Le Chant de Lisonelle perça mon isolement. La Lumière de Naestrae fit de même. Je ne saurais dire lequel des deux me tira réellement de ma torpeur. Toujours est-il, que ce fut efficace. Le Capitaine gisait alors sous les pattes du Nathrezim. Des vrilles d’ombres atteignaient différentes personnes, Adryelle, Tare’sha et Lisonelle. L’épée de Salve-Serre flambait. Elle brûlait tellement fort qu’un instant j’ai cru qu’il s’était lui-même embrasé. Mes doigts crépitaient encore du surplus de givre et de magie, mais il me fallait un sort plus efficace. Tracée en vitesse, la rune sous mes pieds drainait la puissance alentour tandis que je rassemblais l’arcane entre mes mains. Il fallait la tordre, l’enrouler sur elle-même, la corrompre en givre et en feu, tout en gardant le contrôle absolu. Hors de question de toucher le moindre allié, chaque trait de flamme et de givre ne devait qu’atteindre le démon. Ironiquement, j’avais choisi le même sort que le premier montré au Maître à mon entrée dans l’Académie. Deux ans et demi de son enseignement en avaient fortement modifiés la puissance et la stabilité. Sur le moment, évidemment, je n’en avais que faire, mais avec le recul, j’en suis plutôt fier.

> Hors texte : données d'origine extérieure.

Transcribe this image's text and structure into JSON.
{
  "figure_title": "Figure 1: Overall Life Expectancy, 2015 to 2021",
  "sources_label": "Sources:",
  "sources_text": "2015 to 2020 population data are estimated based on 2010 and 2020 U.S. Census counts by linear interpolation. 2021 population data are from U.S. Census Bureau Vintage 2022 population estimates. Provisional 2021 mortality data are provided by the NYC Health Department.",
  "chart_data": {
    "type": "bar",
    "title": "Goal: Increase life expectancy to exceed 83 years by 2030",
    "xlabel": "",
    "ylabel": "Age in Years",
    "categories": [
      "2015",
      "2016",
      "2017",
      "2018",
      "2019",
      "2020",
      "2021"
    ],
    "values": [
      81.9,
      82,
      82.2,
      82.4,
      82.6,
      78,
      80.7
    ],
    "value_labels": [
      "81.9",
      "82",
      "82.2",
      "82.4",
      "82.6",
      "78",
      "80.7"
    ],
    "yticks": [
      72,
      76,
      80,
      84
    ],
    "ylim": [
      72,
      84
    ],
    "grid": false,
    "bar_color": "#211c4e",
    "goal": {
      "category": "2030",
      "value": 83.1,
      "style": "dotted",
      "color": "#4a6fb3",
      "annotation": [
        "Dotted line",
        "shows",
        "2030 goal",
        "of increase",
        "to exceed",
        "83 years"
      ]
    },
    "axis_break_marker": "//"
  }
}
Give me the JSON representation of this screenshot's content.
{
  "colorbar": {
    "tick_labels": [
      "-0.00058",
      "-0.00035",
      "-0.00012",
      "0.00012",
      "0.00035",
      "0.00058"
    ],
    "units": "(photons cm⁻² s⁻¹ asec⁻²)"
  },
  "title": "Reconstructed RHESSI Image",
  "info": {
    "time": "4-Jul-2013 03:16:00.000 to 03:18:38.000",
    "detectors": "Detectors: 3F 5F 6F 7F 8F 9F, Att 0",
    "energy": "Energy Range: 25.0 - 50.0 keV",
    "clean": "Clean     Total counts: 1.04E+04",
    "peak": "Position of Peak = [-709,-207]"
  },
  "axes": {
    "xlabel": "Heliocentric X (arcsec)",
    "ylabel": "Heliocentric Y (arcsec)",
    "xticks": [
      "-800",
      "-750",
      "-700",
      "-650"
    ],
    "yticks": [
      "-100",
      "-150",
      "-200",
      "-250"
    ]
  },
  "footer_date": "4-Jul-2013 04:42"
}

Toutefois, ce fut un Salve-Serre déchainé qui vint à bout du Seigneur de l’Effroi. Lorsqu’il explosa en une nuée de chauve-souris, un poids se retira de mes épaules. Des soins d’urgence furent donnés aux plus blessés, Capitaine en premier. Impuissant à aider ce genre de manœuvre, j’ai pris le parti d’aller vérifier le camp des cultistes. Vérifier que nous avions accompli la mission ? Trouver les disparus ? J’y ai évidemment songé. Plus honnêtement, la présence des autres m’était intolérable. Quelques années auparavant, je me serais sans doute téléporté ailleurs juste pour ne plus les voir, les sentir et les entendre. Peut-être est-ce un signe que j’ai mûri ? Ou que mon lien avec les Maestrias surpasse d’autres liens ?

Avoir un but précis aidait grandement à ne pas repenser à ce que le Natherzim avait fait surgir. J’ai fouillé le camp de fond en comble afin de retrouver les disparus. Hélas, leurs corps gisaient morts. Je préfère ignorer le genre de sévices dont ils furent les victimes. J’ai retrouvé également de la correspondance avec un humain de la Baie, avec un nom aussi moisi que ceux de gobelins et une carte avec la position d’autres campements. Anyel m’a rejoint pour me signaler le repli. Il semblait au moins aussi las que moi. Il a soulevé Linrielle toujours assommée mais en relativement bon état, tandis que j’incantais un portail pour les Pitons. Salve-Serre s’occupait du transport du Capitaine tandis que les autres s’entraidaient.

Arrivés à Sabot-de-Sang, les soigneurs se sont rapidement isolés avec le Capitaine pour le retaper. Chacun vaquait alors, perdu dans ses propres pensées, à des occupations routinières. Chacun combattait les conséquences de la rencontre avec ses propres moyens. Nul doute que celles-ci perturberaient encore l’équilibre de certains pendant quelques temps.